My understanding: HTTP requests coming in from clients on the Intenet will always hit the Apache Web server and never our application server (i.e. Tomcat). Any requests to Tomcat will be forwarded from Apache on port 8009 using the AJP13 protocol.
My question is, how does the HTTP response get back to the client? Does the client see the response as coming from the Apache server or the Tomcat server? When I browse the Apache Web server and hit a JSP or servlet, the URL location in my browser changes to the Tomcat server. To me, that implies that the response came from Tomcat directly. This would mean we would have to allow traffic from Tomcat server behind the inner firewall out to clients on the internet.
Would enabling load balancing in the mod_jk connector help? We only plan on running single Tomcat instance on the backend, but I could setup load balancing with a single worker.
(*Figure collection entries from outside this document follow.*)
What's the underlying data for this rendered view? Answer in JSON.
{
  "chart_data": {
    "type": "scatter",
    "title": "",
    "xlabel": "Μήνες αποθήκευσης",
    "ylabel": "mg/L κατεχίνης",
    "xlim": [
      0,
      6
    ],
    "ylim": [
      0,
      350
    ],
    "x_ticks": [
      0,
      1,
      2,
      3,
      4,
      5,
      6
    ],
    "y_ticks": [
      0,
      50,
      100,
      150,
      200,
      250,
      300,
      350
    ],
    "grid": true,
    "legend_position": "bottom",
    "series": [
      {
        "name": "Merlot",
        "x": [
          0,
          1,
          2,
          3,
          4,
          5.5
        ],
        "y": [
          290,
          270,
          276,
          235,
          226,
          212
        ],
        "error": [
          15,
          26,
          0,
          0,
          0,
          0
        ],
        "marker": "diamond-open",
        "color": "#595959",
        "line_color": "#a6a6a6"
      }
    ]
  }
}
your apache webserver is connected with mod_jk2 to the tomcat application server. when a client asks for a jsp on the internet, this request goes to the apache webserver. if you configured it well, it sees that's it is a jsp (or a servlet) and forward it to the tomcat application server. He does the processing and sent the response back to the apache webserver that returns it to the client, so no connection/traffic between client on the internet and your application server (e.g. tomcat).
Eric, As Roel indicated the mod_jk or mod_jk2 shared library/dll sits on the Apache side and forwards any requests that it is configured for to Tomcat. This might be something like *.jsp or, perhaps, an entire web application like /mywebapp. Apache simple funnels the reponse from Tomcat back to the browser. At no time is the browser ever directly connected to Tomcat.
Virtual hosting works basically the same way. You can configure each virtual host in Apache and, optionally, have some of the virtual hosts have a Tomcat component and others not. Indeed, I have Apache forward different web apps for different virtual hosts. Not all of my virtual hosts have a need for Tomcat so I have fewer virtual hosts defined in Tomcat than in Apache.